Gillian stared at the man in front of her with an expression that mingled horror with a magnificent display of anger. Tremayne watched her, fascinated by the ability of her eyes to darken from brilliant green to almost black.

“After the most satisfying wedding night in the entire history of the world, he left me, Tremayne?”

“I’m afraid I know nothing about your wedding night, my lady, indeed I do not, but his lordship did leave you a—”

“That poor man!” Gillian shouted at the top of her lungs.

Tremayne blinked at her in surprise. “I beg your pardon, my lady?”

“That poor, misguided, foolish man!” she bellowed in return.

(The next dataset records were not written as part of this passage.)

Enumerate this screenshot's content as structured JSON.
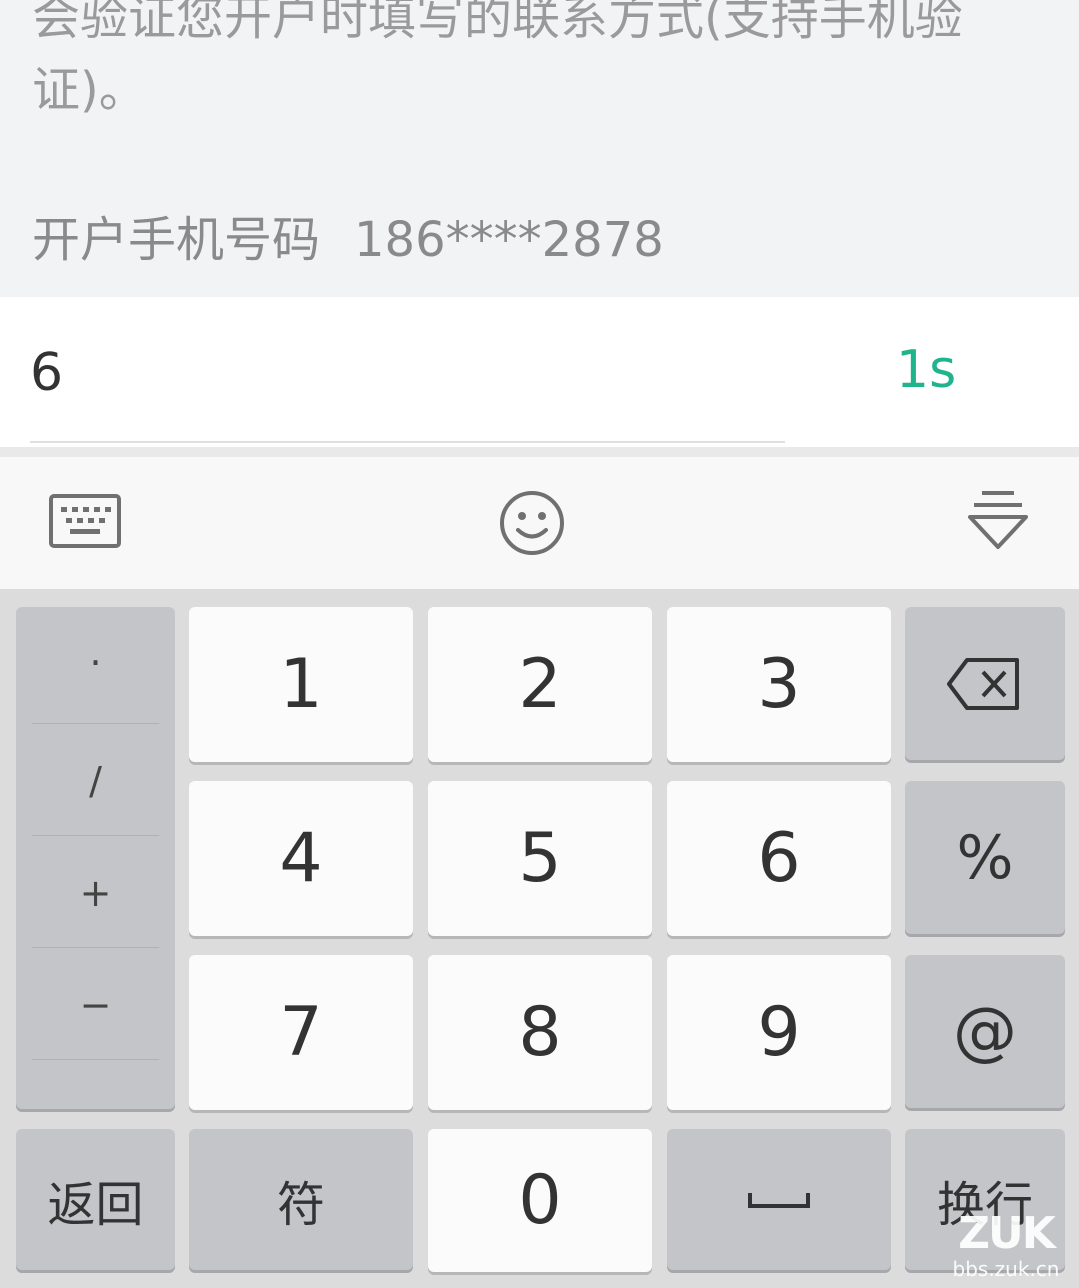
{
  "info": {
    "description": "会验证您开户时填写的联系方式(支持手机验证)。",
    "phone_label": "开户手机号码",
    "phone_value": "186****2878"
  },
  "code": {
    "value": "6",
    "countdown": "1s"
  },
  "toolbar": {
    "icons": [
      "keyboard-icon",
      "emoji-icon",
      "collapse-keyboard-icon"
    ]
  },
  "keyboard": {
    "symbols": [
      "·",
      "/",
      "+",
      "−"
    ],
    "digits": {
      "k1": "1",
      "k2": "2",
      "k3": "3",
      "k4": "4",
      "k5": "5",
      "k6": "6",
      "k7": "7",
      "k8": "8",
      "k9": "9",
      "k0": "0"
    },
    "side": {
      "percent": "%",
      "at": "@"
    },
    "bottom": {
      "back": "返回",
      "symbol": "符",
      "enter": "换行"
    },
    "icons": {
      "backspace": "backspace-icon",
      "space": "space-bar-icon"
    }
  },
  "watermark": {
    "logo": "ZUK",
    "url": "bbs.zuk.cn"
  }
}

“Misguided, my lady? That man left you after your wedding night! You, an innocent young bride!” Tremayne was yelling just as loudly as Gillian, a point that did not escape her attention. She motioned her stepson back into the house, took a deep breath, and addressed the agitated butler in soothing tones.

“Tremayne, calm down, it’s quite all right. I understand his lordship’s reasoning—”

“He left you, my lady! Just up and packed his things and left you like you were yesterday’s breakfast! Such a callous, uncaring man doesn’t deserve your kindness!”

“Tremayne, I understand—”

“He’s got to be mad to leave a bride alone the day after he wed! Especially you, my lady! Especially after the most satisfying wedding night in the entire history of the world! He’s lost his reasoning, that’s what it is!”

Lord, she’d soon be deaf if he continued to defend her. “Tremayne!”

He stopped his tirade and stared as Gillian stomped her foot on the soft grass. “You will stop this slanderous talk about Lord Weston immediately. He is your employer. He is an earl. And he is my husband — I won’t have you chastising him when he’s not here to defend himself.”

The butler stared at her in disbelief.

“But, my lady,” he said weakly, waving his hands about in a helpless manner.

Gillian noticed the cream envelope clutched against a silver tray. “Is that for me?”

“Er — yes, my lady. It is from”—he took a steadying breath and spat out the words—“his lordship.”

Gillian read the brief contents of the note. It consisted of three lines, stating that Weston felt it important that he be in London while Parliament was sitting, and since he knew Gillian would be infinitely happier in the country with her dogs, he trusted she would amuse herself until his return.

She carefully folded the note and, ignoring the expectant look on Tremayne’s face, turned her back and scanned the lush, perfect grounds of Nethercote. Life was funny — one moment you could be deliriously happy with everyone and everything, the next moment that happiness seemed to crumble and fall to pieces. Gillian felt as if she was standing on a threshold: one step forward and her life would follow one path, a step backward and it would go in another direction. The question of which path to choose was not at issue — she would follow Noble. He needed her, whether or not he knew it. Last night’s intimacies made that quite clear in her mind. No two people who could share the experience they shared could doubt that they were soul mates, intended from the very beginning of time for each other. She sighed heavily. Bringing the Lord of Obstinacy around to see that truth was another matter. The walls he had erected around his heart were formidable ones, and she wasn’t quite sure how she was going to scale them.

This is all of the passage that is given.